Verimlilik ve Büyüme
- Ayşe Betül Ekmekcioğlu
- 18 Oca 2024
- 4 dakikada okunur
Güncelleme tarihi: 26 Eyl 2024

Verimlilik kısaca “çıktıların kullanılan araçlara oranı” olarak bilinmektedir. Daha fazla çalışmadan ya da daha fazla çalışan olmadan daha çok ürün ve hizmet üretmektir. Bir ülkenin verimliliği ulusal çıktının toplam çalışılan iş saatine bölünmesiyle bulunur. Ulusal çıktıya karşılık gelen gayrisafi yurt içi hasıla bir ülkenin ürettiği tüm mal ve hizmet çıktısının ölçümüdür. Toplam iş saatlerinin hesaplanmasında maaşlı işçiler, kendi işinde çalışan işçiler ve bir aile üyesinin işinde maaşsız olarak çalışma anlamına gelen ücretsiz aile işçilerinin toplam çalışma saatlerine bakılır.
72 Kuralı
Yaşam standartları bir ülkede yaşayan insanların refah seviyesini, konfor ve aldığı hizmet düzeyini belirtir. Verimlilik ve büyümeye bakılırken genel amaç bir ülkenin yaşam standartlarının nasıl olduğunu ölçmek, başka ülkelerle kıyaslamak ve zamanla nasıl değişebileceğini görmektir. Bir ülkenin yaşam standartlarının kaç senede ikiye katlanacağını hesaplamak için 72 Kuralı uygulanır. Bu kurala göre 72 sayısı o ülkenin büyüme oranına bölünür. Büyüme oranı yani kişi başına düşen gerçek gayri safi yurt içi hasıla; nominal GSYİH’den enflasyon ve nüfus oranı çıkartılarak bulunur. Bundan yola çıkarak örneğin yıllık büyüme oranı 1.5 olan bir ülkenin yaşam standartları 48 senede iki katına çıkacaktır.

Üretim İmkanları Eğrisi
İki farklı ürünün tüm imkanların kullanılarak hangi oranlarda üretilebileceğini gösteren eğrilere “Üretim İmkanları Eğrisi” denir. Eğri üzerindeki her evre maksimum verimdeyken eğrinin altındaki noktalarda verimsizlik gözlenir. Eğri dışındaki üretim oranları ülkenin şartlarına göre imkânsızdır.

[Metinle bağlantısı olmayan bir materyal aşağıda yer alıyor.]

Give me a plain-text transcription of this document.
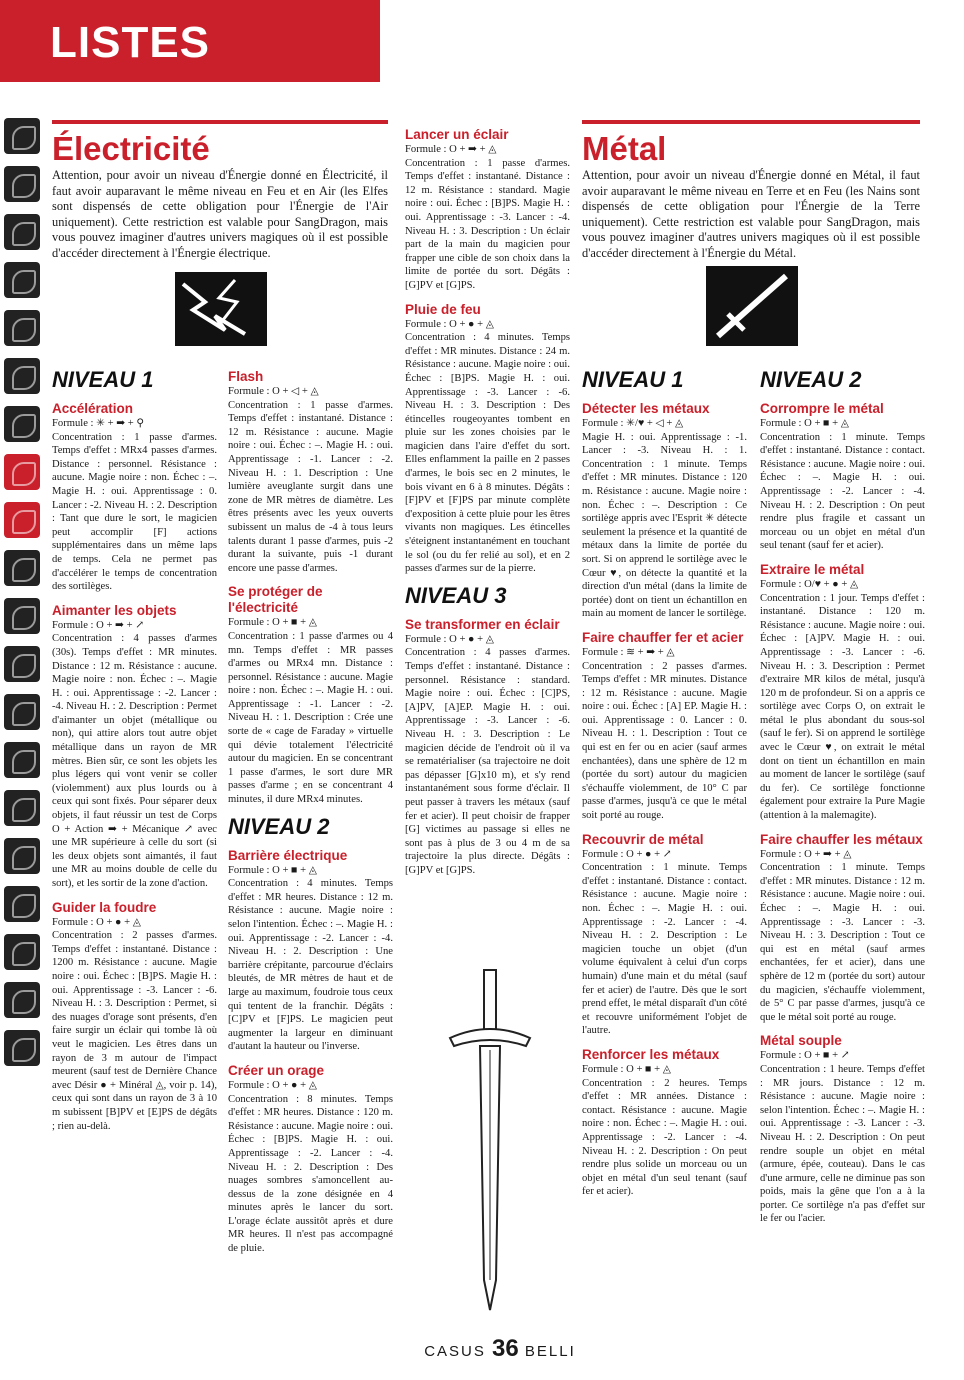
LISTES
Électricité
Attention, pour avoir un niveau d'Énergie donné en Électricité, il faut avoir auparavant le même niveau en Feu et en Air (les Elfes sont dispensés de cette obligation pour l'Énergie de l'Air uniquement). Cette restriction est valable pour SangDragon, mais vous pouvez imaginer d'autres univers magiques où il est possible d'accéder directement à l'Énergie électrique.
NIVEAU 1
Accélération
Formule : ✳ + ➡ + ⚲
Concentration : 1 passe d'armes. Temps d'effet : MRx4 passes d'armes. Distance : personnel. Résistance : aucune. Magie noire : non. Échec : –. Magie H. : oui. Apprentissage : 0. Lancer : -2. Niveau H. : 2. Description : Tant que dure le sort, le magicien peut accomplir [F] actions supplémentaires dans un même laps de temps. Cela ne permet pas d'accélérer le temps de concentration des sortilèges.
Aimanter les objets
Formule : O + ➡ + ↗
Concentration : 4 passes d'armes (30s). Temps d'effet : MR minutes. Distance : 12 m. Résistance : aucune. Magie noire : non. Échec : –. Magie H. : oui. Apprentissage : -2. Lancer : -4. Niveau H. : 2. Description : Permet d'aimanter un objet (métallique ou non), qui attire alors tout autre objet métallique dans un rayon de MR mètres. Bien sûr, ce sont les objets les plus légers qui vont venir se coller (violemment) aux plus lourds ou à ceux qui sont fixés. Pour séparer deux objets, il faut réussir un test de Corps O + Action ➡ + Mécanique ↗ avec une MR supérieure à celle du sort (si les deux objets sont aimantés, il faut une MR au moins double de celle du sort), et les sortir de la zone d'action.
Guider la foudre
Formule : O + ● + ◬
Concentration : 2 passes d'armes. Temps d'effet : instantané. Distance : 1200 m. Résistance : aucune. Magie noire : oui. Échec : [B]PS. Magie H. : oui. Apprentissage : -3. Lancer : -6. Niveau H. : 3. Description : Permet, si des nuages d'orage sont présents, d'en faire surgir un éclair qui tombe là où veut le magicien. Les êtres dans un rayon de 3 m autour de l'impact meurent (sauf test de Dernière Chance avec Désir ● + Minéral ◬, voir p. 14), ceux qui sont dans un rayon de 3 à 10 m subissent [B]PV et [E]PS de dégâts ; rien au-delà.
Flash
Formule : O + ◁ + ◬
Concentration : 1 passe d'armes. Temps d'effet : instantané. Distance : 12 m. Résistance : aucune. Magie noire : oui. Échec : –. Magie H. : oui. Apprentissage : -1. Lancer : -2. Niveau H. : 1. Description : Une lumière aveuglante surgit dans une zone de MR mètres de diamètre. Les êtres présents avec les yeux ouverts subissent un malus de -4 à tous leurs talents durant 1 passe d'armes, puis -2 durant la suivante, puis -1 durant encore une passe d'armes.
Se protéger de l'électricité
Formule : O + ■ + ◬
Concentration : 1 passe d'armes ou 4 mn. Temps d'effet : MR passes d'armes ou MRx4 mn. Distance : personnel. Résistance : aucune. Magie noire : non. Échec : –. Magie H. : oui. Apprentissage : -1. Lancer : -2. Niveau H. : 1. Description : Crée une sorte de « cage de Faraday » virtuelle qui dévie totalement l'électricité autour du magicien. En se concentrant 1 passe d'armes, le sort dure MR passes d'arme ; en se concentrant 4 minutes, il dure MRx4 minutes.
NIVEAU 2
Barrière électrique
Formule : O + ■ + ◬
Concentration : 4 minutes. Temps d'effet : MR heures. Distance : 12 m. Résistance : aucune. Magie noire : selon l'intention. Échec : –. Magie H. : oui. Apprentissage : -2. Lancer : -4. Niveau H. : 2. Description : Une barrière crépitante, parcourue d'éclairs bleutés, de MR mètres de haut et de large au maximum, foudroie tous ceux qui tentent de la franchir. Dégâts : [C]PV et [F]PS. Le magicien peut augmenter la largeur en diminuant d'autant la hauteur ou l'inverse.
Créer un orage
Formule : O + ● + ◬
Concentration : 8 minutes. Temps d'effet : MR heures. Distance : 120 m. Résistance : aucune. Magie noire : oui. Échec : [B]PS. Magie H. : oui. Apprentissage : -2. Lancer : -4. Niveau H. : 2. Description : Des nuages sombres s'amoncellent au-dessus de la zone désignée en 4 minutes après le lancer du sort. L'orage éclate aussitôt après et dure MR heures. Il n'est pas accompagné de pluie.
Lancer un éclair
Formule : O + ➡ + ◬
Concentration : 1 passe d'armes. Temps d'effet : instantané. Distance : 12 m. Résistance : standard. Magie noire : oui. Échec : [B]PS. Magie H. : oui. Apprentissage : -3. Lancer : -4. Niveau H. : 3. Description : Un éclair part de la main du magicien pour frapper une cible de son choix dans la limite de portée du sort. Dégâts : [G]PV et [G]PS.
Pluie de feu
Formule : O + ● + ◬
Concentration : 4 minutes. Temps d'effet : MR minutes. Distance : 24 m. Résistance : aucune. Magie noire : oui. Échec : [B]PS. Magie H. : oui. Apprentissage : -3. Lancer : -6. Niveau H. : 3. Description : Des étincelles rougeoyantes tombent en pluie sur les zones choisies par le magicien dans l'aire d'effet du sort. Elles enflamment la paille en 2 passes d'armes, le bois sec en 2 minutes, le bois vivant en 6 à 8 minutes. Dégâts : [F]PV et [F]PS par minute complète d'exposition à cette pluie pour les êtres vivants non magiques. Les étincelles s'éteignent instantanément en touchant le sol (ou du fer relié au sol), et en 2 passes d'armes sur de la pierre.
NIVEAU 3
Se transformer en éclair
Formule : O + ● + ◬
Concentration : 4 passes d'armes. Temps d'effet : instantané. Distance : personnel. Résistance : standard. Magie noire : oui. Échec : [C]PS, [A]PV, [A]EP. Magie H. : oui. Apprentissage : -3. Lancer : -6. Niveau H. : 3. Description : Le magicien décide de l'endroit où il va se rematérialiser (sa trajectoire ne doit pas dépasser [G]x10 m), et s'y rend instantanément sous forme d'éclair. Il peut passer à travers les métaux (sauf fer et acier). Il peut choisir de frapper [G] victimes au passage si elles ne sont pas à plus de 3 ou 4 m de sa trajectoire la plus directe. Dégâts : [G]PV et [G]PS.
Métal
Attention, pour avoir un niveau d'Énergie donné en Métal, il faut avoir auparavant le même niveau en Terre et en Feu (les Nains sont dispensés de cette obligation pour l'Énergie de la Terre uniquement). Cette restriction est valable pour SangDragon, mais vous pouvez imaginer d'autres univers magiques où il est possible d'accéder directement à l'Énergie du Métal.
NIVEAU 1
Détecter les métaux
Formule : ✳/♥ + ◁ + ◬
Magie H. : oui. Apprentissage : -1. Lancer : -3. Niveau H. : 1. Concentration : 1 minute. Temps d'effet : MR minutes. Distance : 120 m. Résistance : aucune. Magie noire : non. Échec : –. Description : Ce sortilège appris avec l'Esprit ✳ détecte seulement la présence et la quantité de métaux dans la limite de portée du sort. Si on apprend le sortilège avec le Cœur ♥, on détecte la quantité et la direction d'un métal (dans la limite de portée) dont on tient un échantillon en main au moment de lancer le sortilège.
Faire chauffer fer et acier
Formule : ≋ + ➡ + ◬
Concentration : 2 passes d'armes. Temps d'effet : MR minutes. Distance : 12 m. Résistance : aucune. Magie noire : oui. Échec : [A] EP. Magie H. : oui. Apprentissage : 0. Lancer : 0. Niveau H. : 1. Description : Tout ce qui est en fer ou en acier (sauf armes enchantées), dans une sphère de 12 m (portée du sort) autour du magicien s'échauffe violemment, de 10° C par passe d'armes, jusqu'à ce que le métal soit porté au rouge.
Recouvrir de métal
Formule : O + ● + ↗
Concentration : 1 minute. Temps d'effet : instantané. Distance : contact. Résistance : aucune. Magie noire : non. Échec : –. Magie H. : oui. Apprentissage : -2. Lancer : -4. Niveau H. : 2. Description : Le magicien touche un objet (d'un volume équivalent à celui d'un corps humain) d'une main et du métal (sauf fer et acier) de l'autre. Dès que le sort prend effet, le métal disparaît d'un côté et recouvre uniformément l'objet de l'autre.
Renforcer les métaux
Formule : O + ■ + ◬
Concentration : 2 heures. Temps d'effet : MR années. Distance : contact. Résistance : aucune. Magie noire : non. Échec : –. Magie H. : oui. Apprentissage : -2. Lancer : -4. Niveau H. : 2. Description : On peut rendre plus solide un morceau ou un objet en métal d'un seul tenant (sauf fer et acier).
NIVEAU 2
Corrompre le métal
Formule : O + ■ + ◬
Concentration : 1 minute. Temps d'effet : instantané. Distance : contact. Résistance : aucune. Magie noire : oui. Échec : –. Magie H. : oui. Apprentissage : -2. Lancer : -4. Niveau H. : 2. Description : On peut rendre plus fragile et cassant un morceau ou un objet en métal d'un seul tenant (sauf fer et acier).
Extraire le métal
Formule : O/♥ + ● + ◬
Concentration : 1 jour. Temps d'effet : instantané. Distance : 120 m. Résistance : aucune. Magie noire : oui. Échec : [A]PV. Magie H. : oui. Apprentissage : -3. Lancer : -6. Niveau H. : 3. Description : Permet d'extraire MR kilos de métal, jusqu'à 120 m de profondeur. Si on a appris ce sortilège avec Corps O, on extrait le métal le plus abondant du sous-sol (sauf le fer). Si on apprend le sortilège avec le Cœur ♥, on extrait le métal dont on tient un échantillon en main au moment de lancer le sortilège (sauf du fer). Ce sortilège fonctionne également pour extraire la Pure Magie (attention à la malemagite).
Faire chauffer les métaux
Formule : O + ➡ + ◬
Concentration : 1 minute. Temps d'effet : MR minutes. Distance : 12 m. Résistance : aucune. Magie noire : oui. Échec : –. Magie H. : oui. Apprentissage : -3. Lancer : -3. Niveau H. : 3. Description : Tout ce qui est en métal (sauf armes enchantées, fer et acier), dans une sphère de 12 m (portée du sort) autour du magicien, s'échauffe violemment, de 5° C par passe d'armes, jusqu'à ce que le métal soit porté au rouge.
Métal souple
Formule : O + ■ + ↗
Concentration : 1 heure. Temps d'effet : MR jours. Distance : 12 m. Résistance : aucune. Magie noire : selon l'intention. Échec : –. Magie H. : oui. Apprentissage : -3. Lancer : -3. Niveau H. : 2. Description : On peut rendre souple un objet en métal (armure, épée, couteau). Dans le cas d'une armure, celle ne diminue pas son poids, mais la gêne que l'on a à la porter. Ce sortilège n'a pas d'effet sur le fer ou l'acier.
CASUS 36 BELLI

Yukarıdaki tabloya bakıldığında eğride D noktasındaki imkanlar kullanılarak 20 tane Y Malı ve 18 tane X Malı yapıldığı görülür. Eğrinin aşağı tarafına bakılırsa Y Malı üretiminin arttığı gözlemlenebilir. Artık tüm imkanlar kullanıldığında 25 Y Malı üretilebilmektedir. Eğrinin dışa dönük olması, üretilen Y Malı sayısı arttıkça kaybedilen X Malı sayısının da gittikçe arttığını gösterir.

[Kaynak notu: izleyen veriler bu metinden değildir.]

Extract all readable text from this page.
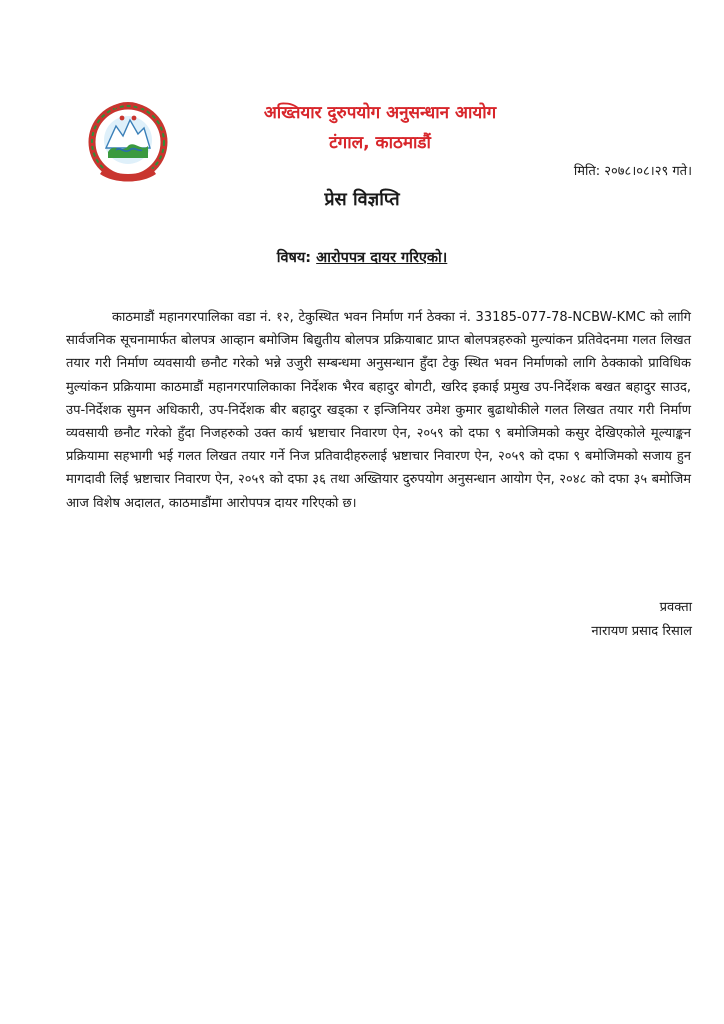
अख्तियार दुरुपयोग अनुसन्धान आयोग
टंगाल, काठमाडौं
मिति: २०७८।०८।२९ गते।
प्रेस विज्ञप्ति
विषय: आरोपपत्र दायर गरिएको।

काठमाडौं महानगरपालिका वडा नं. १२, टेकुस्थित भवन निर्माण गर्न ठेक्का नं. 33185-077-78-NCBW-KMC को लागि सार्वजनिक सूचनामार्फत बोलपत्र आव्हान बमोजिम बिद्युतीय बोलपत्र प्रक्रियाबाट प्राप्त बोलपत्रहरुको मुल्यांकन प्रतिवेदनमा गलत लिखत तयार गरी निर्माण व्यवसायी छनौट गरेको भन्ने उजुरी सम्बन्धमा अनुसन्धान हुँदा टेकु स्थित भवन निर्माणको लागि ठेक्काको प्राविधिक मुल्यांकन प्रक्रियामा काठमाडौं महानगरपालिकाका निर्देशक भैरव बहादुर बोगटी, खरिद इकाई प्रमुख उप-निर्देशक बखत बहादुर साउद, उप-निर्देशक सुमन अधिकारी, उप-निर्देशक बीर बहादुर खड्का र इन्जिनियर उमेश कुमार बुढाथोकीले गलत लिखत तयार गरी निर्माण व्यवसायी छनौट गरेको हुँदा निजहरुको उक्त कार्य भ्रष्टाचार निवारण ऐन, २०५९ को दफा ९ बमोजिमको कसुर देखिएकोले मूल्याङ्कन प्रक्रियामा सहभागी भई गलत लिखत तयार गर्ने निज प्रतिवादीहरुलाई भ्रष्टाचार निवारण ऐन, २०५९ को दफा ९ बमोजिमको सजाय हुन मागदावी लिई भ्रष्टाचार निवारण ऐन, २०५९ को दफा ३६ तथा अख्तियार दुरुपयोग अनुसन्धान आयोग ऐन, २०४८ को दफा ३५ बमोजिम आज विशेष अदालत, काठमाडौंमा आरोपपत्र दायर गरिएको छ।

प्रवक्ता
नारायण प्रसाद रिसाल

Verimliliği Etkileyen Üretim Faktörleri/Girdiler
İşçi başına düşen beşerî sermaye, işçilerin sahip olduğu tecrübe, bilgi ve beceri gibi kazanımlardır. Üretimin en kolay ve en verimli şekilde gerçekleştirilmesine yardımcı olması konusunda teknolojik sermayeye benzer. Son birkaç yüzyılda yaşanan teknolojik gelişmeler özellikle tarım ve endüstri gibi alanlarda üretimin kolaylaşması, seri hale gelmesi ve ürün kalitesinin artmasında kritik role sahiptir.

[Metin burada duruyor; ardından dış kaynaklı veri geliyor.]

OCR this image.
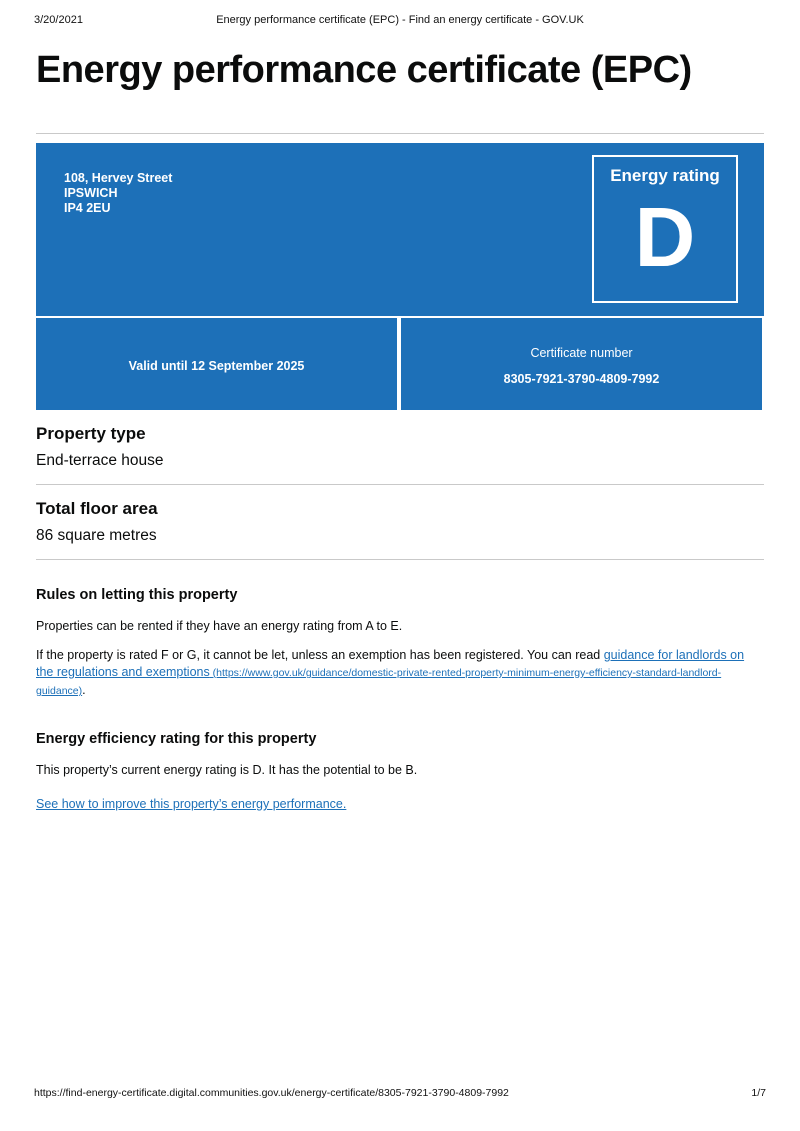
3/20/2021	Energy performance certificate (EPC) - Find an energy certificate - GOV.UK
Energy performance certificate (EPC)
108, Hervey Street
IPSWICH
IP4 2EU
Energy rating
D
Valid until 12 September 2025
Certificate number
8305-7921-3790-4809-7992
Property type

End-terrace house

Total floor area

86 square metres

Rules on letting this property

Properties can be rented if they have an energy rating from A to E.

If the property is rated F or G, it cannot be let, unless an exemption has been registered. You can read guidance for landlords on the regulations and exemptions (https://www.gov.uk/guidance/domestic-private-rented-property-minimum-energy-efficiency-standard-landlord-guidance).

Energy efficiency rating for this property

This property’s current energy rating is D. It has the potential to be B.

See how to improve this property’s energy performance.
https://find-energy-certificate.digital.communities.gov.uk/energy-certificate/8305-7921-3790-4809-7992	1/7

İşçi başına düşen fiziksel sermayelere bir işte kullanılan alet edevatlar, iş yerleri ve yapılar örnek verilebilir. Bu etkeni diğerlerinden ayıran fark, başka şeyler üretebilmek için üretilmiş olmasıdır, yani çıktı üretmek için üretilen bir girdidir. Bu yönüyle iş gücü ya da doğal kaynaklardan ayrılır.
Doğal kaynakların uygun kullanımı da verimi etkileyebilir. Ülkeler üretim ve yatırım yaparken sahip olduğu doğal kaynakları kayda alarak hareket etmelidir.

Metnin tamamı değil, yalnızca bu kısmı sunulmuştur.